Jackie (DVD Review)

15 – 95mins – 2016


 

A MOTHER TO US ALL

“What did the bullet sound like?”

Set just one week after the assassination of President John F. Kennedy (Caspar Phillipson) in 1963, Pablo Larrain’s Oscar-nominated biographical drama takes the form of a private press interview between Billy Cruddup’s unnamed journalist and the grieving, newly-widowed First Lady (Natalie Portman). Throughout their on-the-record discussion, Jacqueline Kennedy flashes back to times before, during and after Lee Harvey Oswald’s fateful motorcade shooting, and the burial of her husband.

Aided by a truly sublime minimalist score by Mica Levi, Noah Allegiant Oppenheim’s script is sombre in the extreme. The entire cast – including Sir John Hurt (in his final role), Greta Maggie’s Plan Gerwig and Peter Sarsgaard – are superb, with Portman nearly unrecognisable with an intense, haunting portrayal and a naturalistic New York accent. Her Best Actress nom was duly deserved, as she juggles shock, despair and the protection and well-being of her young children with the dignity and majesty of a high-profile official.

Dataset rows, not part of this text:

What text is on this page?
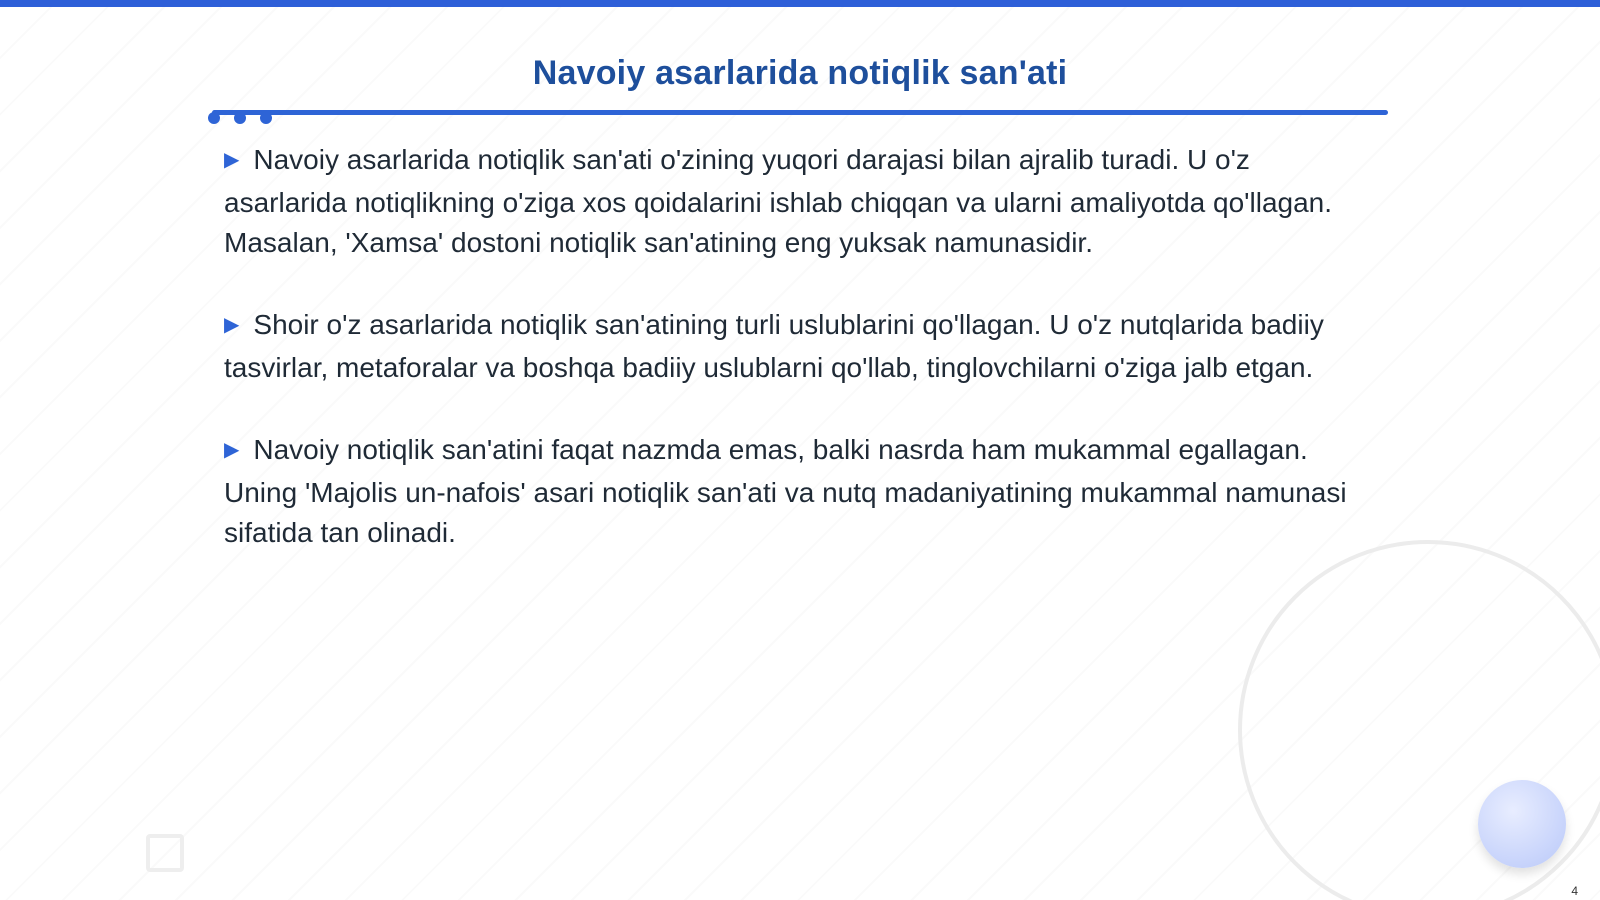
Navoiy asarlarida notiqlik san'ati
▶ Navoiy asarlarida notiqlik san'ati o'zining yuqori darajasi bilan ajralib turadi. U o'z asarlarida notiqlikning o'ziga xos qoidalarini ishlab chiqqan va ularni amaliyotda qo'llagan. Masalan, 'Xamsa' dostoni notiqlik san'atining eng yuksak namunasidir.
▶ Shoir o'z asarlarida notiqlik san'atining turli uslublarini qo'llagan. U o'z nutqlarida badiiy tasvirlar, metaforalar va boshqa badiiy uslublarni qo'llab, tinglovchilarni o'ziga jalb etgan.
▶ Navoiy notiqlik san'atini faqat nazmda emas, balki nasrda ham mukammal egallagan. Uning 'Majolis un-nafois' asari notiqlik san'ati va nutq madaniyatining mukammal namunasi sifatida tan olinadi.
4
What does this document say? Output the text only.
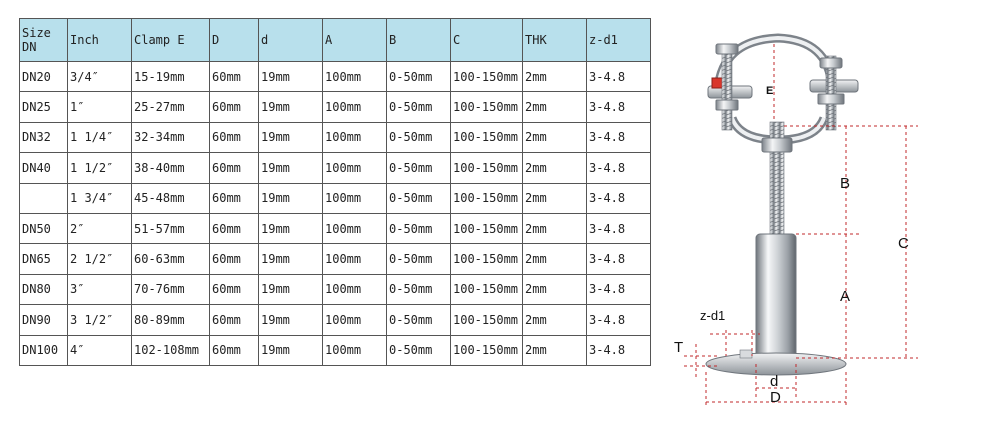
Size DN	Inch	Clamp E	D	d	A	B	C	THK	z-d1
DN20	3/4″	15-19mm	60mm	19mm	100mm	0-50mm	100-150mm	2mm	3-4.8
DN25	1″	25-27mm	60mm	19mm	100mm	0-50mm	100-150mm	2mm	3-4.8
DN32	1 1/4″	32-34mm	60mm	19mm	100mm	0-50mm	100-150mm	2mm	3-4.8
DN40	1 1/2″	38-40mm	60mm	19mm	100mm	0-50mm	100-150mm	2mm	3-4.8
	1 3/4″	45-48mm	60mm	19mm	100mm	0-50mm	100-150mm	2mm	3-4.8
DN50	2″	51-57mm	60mm	19mm	100mm	0-50mm	100-150mm	2mm	3-4.8
DN65	2 1/2″	60-63mm	60mm	19mm	100mm	0-50mm	100-150mm	2mm	3-4.8
DN80	3″	70-76mm	60mm	19mm	100mm	0-50mm	100-150mm	2mm	3-4.8
DN90	3 1/2″	80-89mm	60mm	19mm	100mm	0-50mm	100-150mm	2mm	3-4.8
DN100	4″	102-108mm	60mm	19mm	100mm	0-50mm	100-150mm	2mm	3-4.8
E
B
C
A
z-d1
T
d
D
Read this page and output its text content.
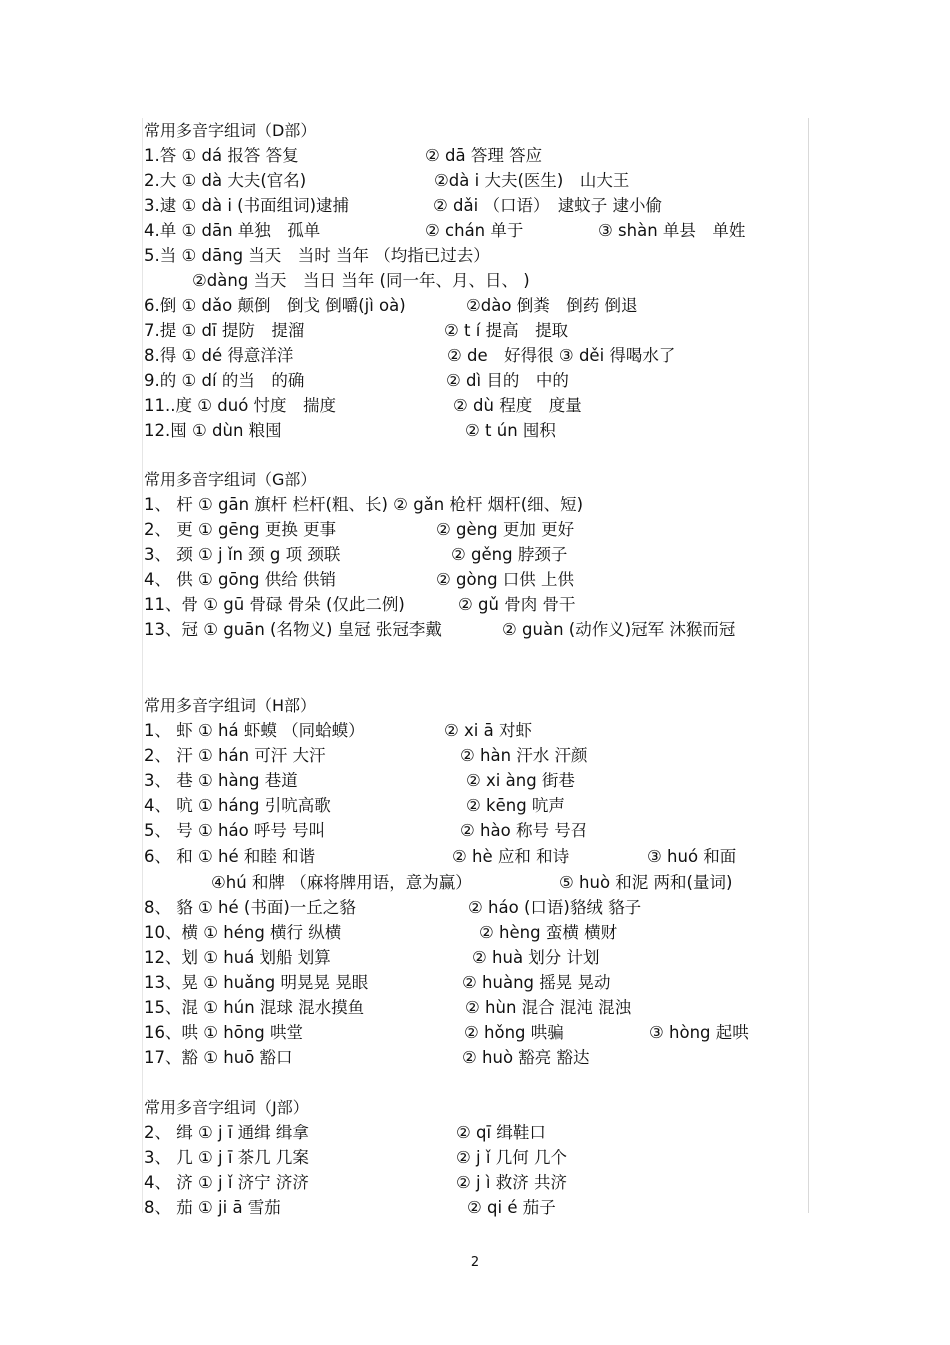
常用多音字组词（D部）
1.答 ① dá 报答 答复	② dā 答理 答应
2.大 ① dà 大夫(官名)	②dà i 大夫(医生)　山大王
3.逮 ① dà i (书面组词)逮捕	② dǎi （口语）　逮蚊子 逮小偷
4.单 ① dān 单独　孤单	② chán 单于	③ shàn 单县　单姓
5.当 ① dāng 当天　当时 当年 （均指已过去）
②dàng 当天　当日 当年 (同一年、月、日、 )
6.倒 ① dǎo 颠倒　倒戈 倒嚼(jì oà)	②dào 倒粪　倒药 倒退
7.提 ① dī 提防　提溜	② t í 提高　提取
8.得 ① dé 得意洋洋	② de　好得很 ③ děi 得喝水了
9.的 ① dí 的当　的确	② dì 目的　中的
11..度 ① duó 忖度　揣度	② dù 程度　度量
12.囤 ① dùn 粮囤	② t ún 囤积
常用多音字组词（G部）
1、 杆 ① gān 旗杆 栏杆(粗、长) ② gǎn 枪杆 烟杆(细、短)
2、 更 ① gēng 更换 更事	② gèng 更加 更好
3、 颈 ① j ǐn 颈 g 项 颈联	② gěng 脖颈子
4、 供 ① gōng 供给 供销	② gòng 口供 上供
11、骨 ① gū 骨碌 骨朵 (仅此二例)	② gǔ 骨肉 骨干
13、冠 ① guān (名物义) 皇冠 张冠李戴	② guàn (动作义)冠军 沐猴而冠
常用多音字组词（H部）
1、 虾 ① há 虾蟆 （同蛤蟆）	② xi ā 对虾
2、 汗 ① hán 可汗 大汗	② hàn 汗水 汗颜
3、 巷 ① hàng 巷道	② xi àng 街巷
4、 吭 ① háng 引吭高歌	② kēng 吭声
5、 号 ① háo 呼号 号叫	② hào 称号 号召
6、 和 ① hé 和睦 和谐	② hè 应和 和诗	③ huó 和面
④hú 和牌 （麻将牌用语，意为赢）	⑤ huò 和泥 两和(量词)
8、 貉 ① hé (书面)一丘之貉	② háo (口语)貉绒 貉子
10、横 ① héng 横行 纵横	② hèng 蛮横 横财
12、划 ① huá 划船 划算	② huà 划分 计划
13、晃 ① huǎng 明晃晃 晃眼	② huàng 摇晃 晃动
15、混 ① hún 混球 混水摸鱼	② hùn 混合 混沌 混浊
16、哄 ① hōng 哄堂	② hǒng 哄骗	③ hòng 起哄
17、豁 ① huō 豁口	② huò 豁亮 豁达
常用多音字组词（J部）
2、 缉 ① j ī 通缉 缉拿	② qī 缉鞋口
3、 几 ① j ī 茶几 几案	② j ǐ 几何 几个
4、 济 ① j ǐ 济宁 济济	② j ì 救济 共济
8、 茄 ① ji ā 雪茄	② qi é 茄子
2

Even at her lowest, the widow is strong-willed and defiant, an intelligent mind in her own right who refuses to be pushed over or strong-armed into answering the journalist’s more probing and ugly questions (“Don’t think for one second I’m going to let you publish that!”). Despite being a concise 90 minutes, I did feel that the script was rather monotonous. I understand why – it was set in the aftermath of and concerning a horrific event – but the lack of tonal variety did start to wear me down towards the end. It’s not an easy subject and the mood is incessantly solemn.

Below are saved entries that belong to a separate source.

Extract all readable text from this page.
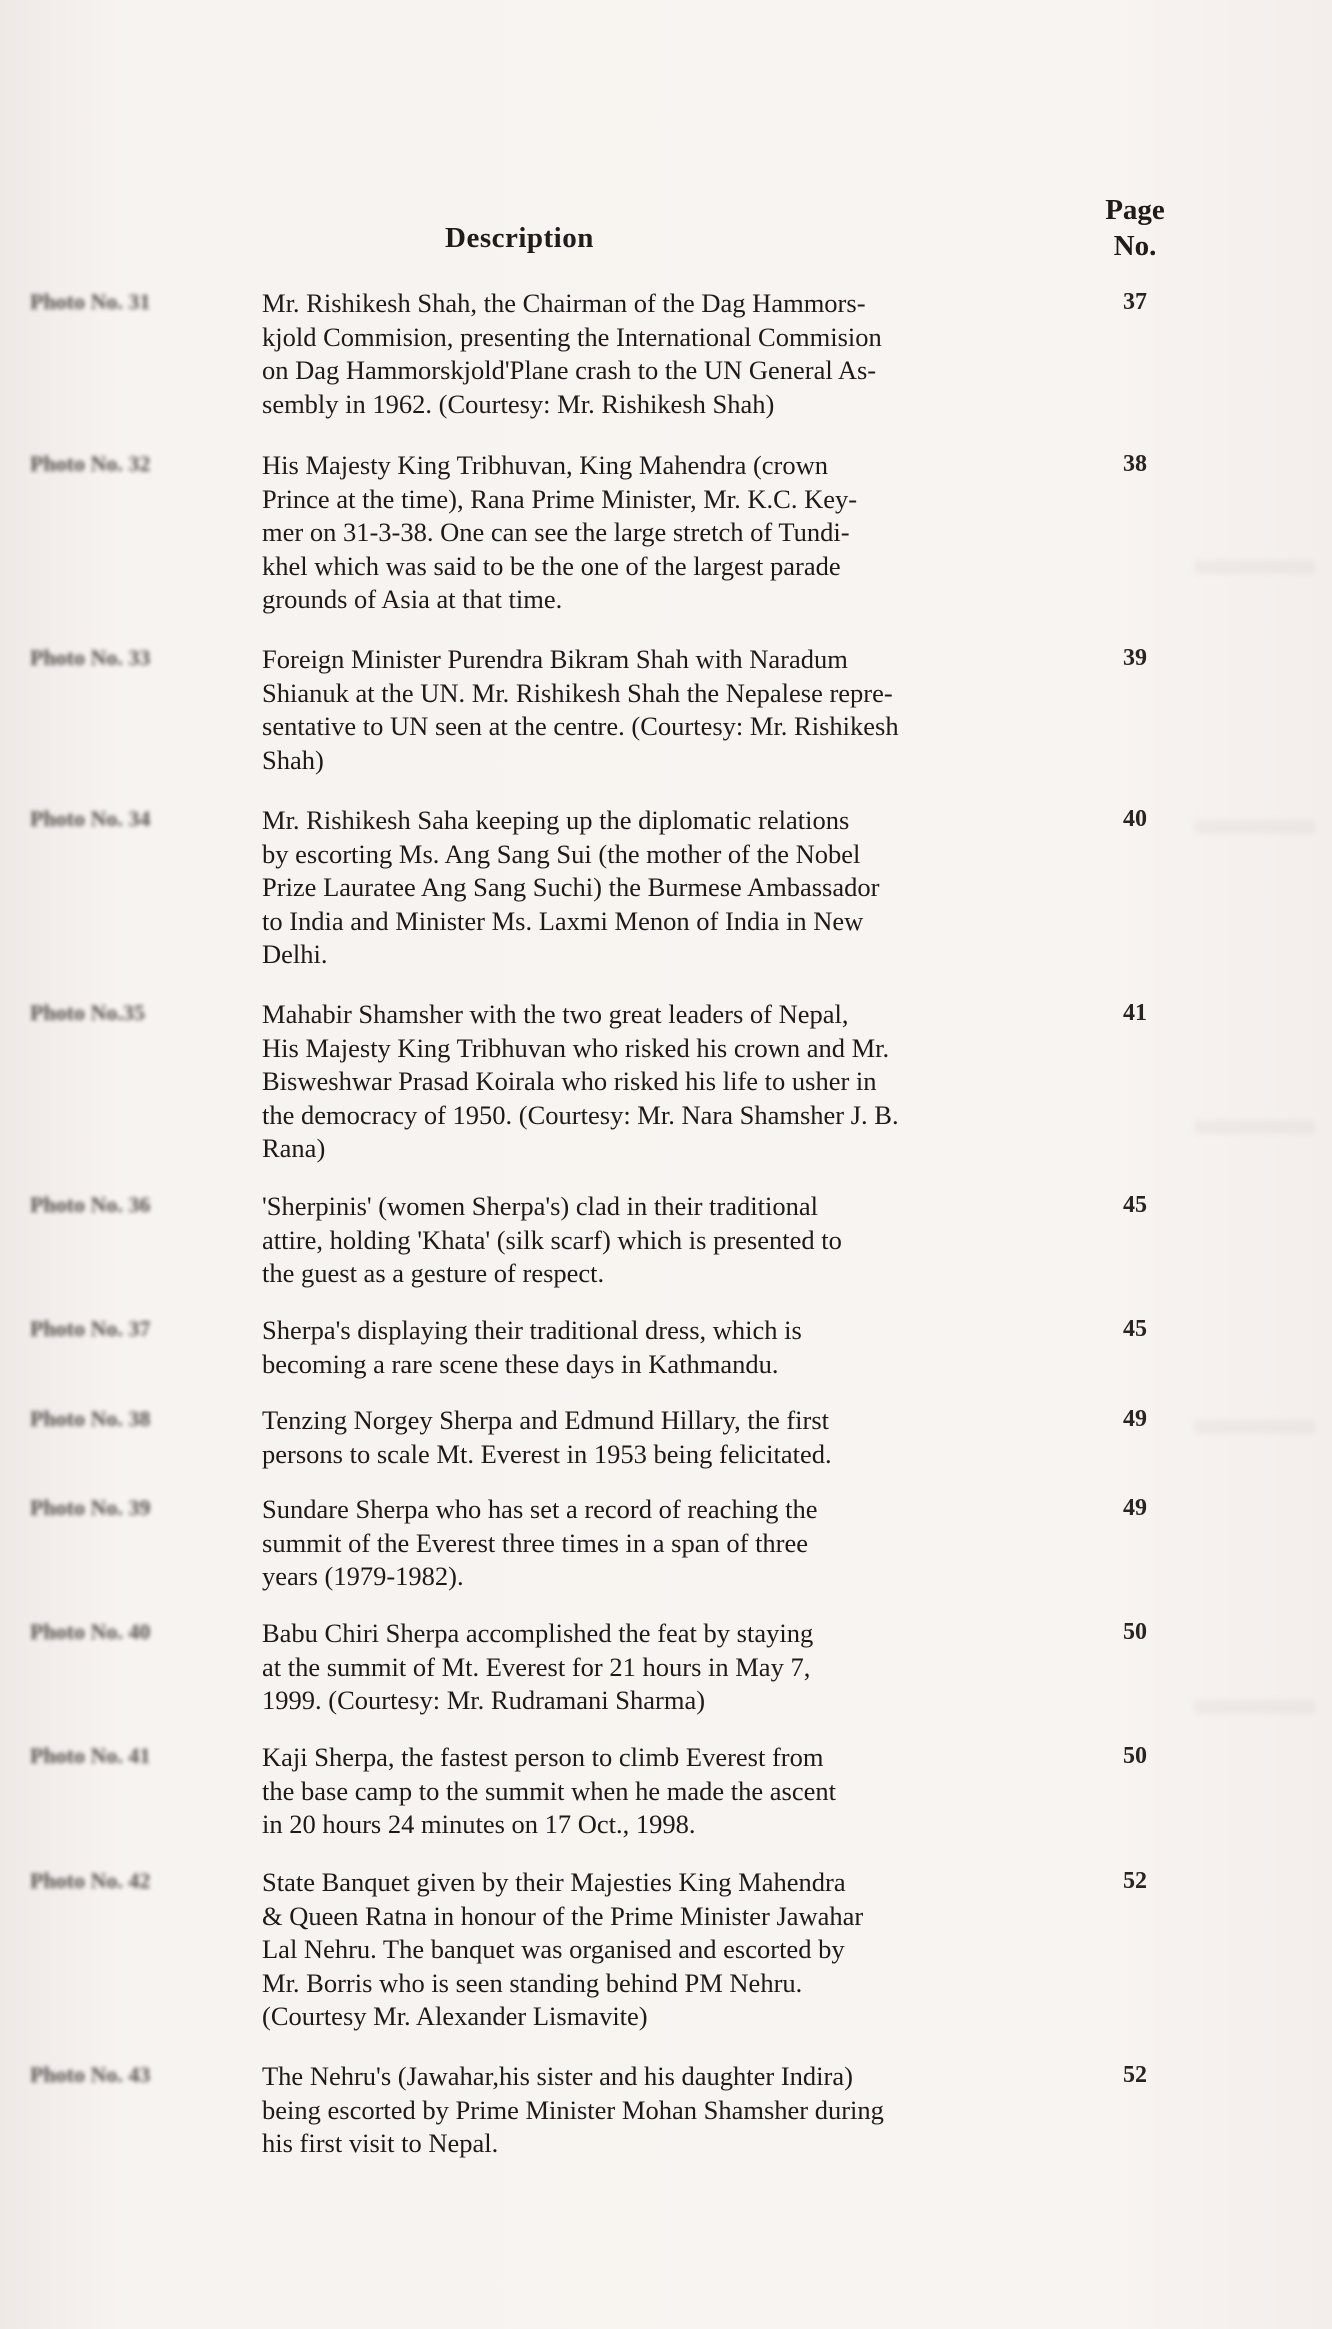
Description
Page
No.
Photo No. 31	Mr. Rishikesh Shah, the Chairman of the Dag Hammors-
kjold Commision, presenting the International Commision
on Dag Hammorskjold'Plane crash to the UN General As-
sembly in 1962. (Courtesy: Mr. Rishikesh Shah)
37
Photo No. 32	His Majesty King Tribhuvan, King Mahendra (crown
Prince at the time), Rana Prime Minister, Mr. K.C. Key-
mer on 31-3-38. One can see the large stretch of Tundi-
khel which was said to be the one of the largest parade
grounds of Asia at that time.
38
Photo No. 33	Foreign Minister Purendra Bikram Shah with Naradum
Shianuk at the UN. Mr. Rishikesh Shah the Nepalese repre-
sentative to UN seen at the centre. (Courtesy: Mr. Rishikesh
Shah)
39
Photo No. 34	Mr. Rishikesh Saha keeping up the diplomatic relations
by escorting Ms. Ang Sang Sui (the mother of the Nobel
Prize Lauratee Ang Sang Suchi) the Burmese Ambassador
to India and Minister Ms. Laxmi Menon of India in New
Delhi.
40
Photo No.35	Mahabir Shamsher with the two great leaders of Nepal,
His Majesty King Tribhuvan who risked his crown and Mr.
Bisweshwar Prasad Koirala who risked his life to usher in
the democracy of 1950. (Courtesy: Mr. Nara Shamsher J. B.
Rana)
41
Photo No. 36	'Sherpinis' (women Sherpa's) clad in their traditional
attire, holding 'Khata' (silk scarf) which is presented to
the guest as a gesture of respect.
45
Photo No. 37	Sherpa's displaying their traditional dress, which is
becoming a rare scene these days in Kathmandu.
45
Photo No. 38	Tenzing Norgey Sherpa and Edmund Hillary, the first
persons to scale Mt. Everest in 1953 being felicitated.
49
Photo No. 39	Sundare Sherpa who has set a record of reaching the
summit of the Everest three times in a span of three
years (1979-1982).
49
Photo No. 40	Babu Chiri Sherpa accomplished the feat by staying
at the summit of Mt. Everest for 21 hours in May 7,
1999. (Courtesy: Mr. Rudramani Sharma)
50
Photo No. 41	Kaji Sherpa, the fastest person to climb Everest from
the base camp to the summit when he made the ascent
in 20 hours 24 minutes on 17 Oct., 1998.
50
Photo No. 42	State Banquet given by their Majesties King Mahendra
& Queen Ratna in honour of the Prime Minister Jawahar
Lal Nehru. The banquet was organised and escorted by
Mr. Borris who is seen standing behind PM Nehru.
(Courtesy Mr. Alexander Lismavite)
52
Photo No. 43	The Nehru's (Jawahar,his sister and his daughter Indira)
being escorted by Prime Minister Mohan Shamsher during
his first visit to Nepal.
52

The references to Camelot, too, despite being synonymous with Kennedy’s presidency did feel rather hammered home, not so much alluded to for their symbolic worth but relied upon to hang a metaphor on. This all leaves me to believe that Jackie is a 3-star script elevated by knockout, 5-star performances. Overall a solid 4-star production, then, gripping and dignified, but perhaps too grave for its own good.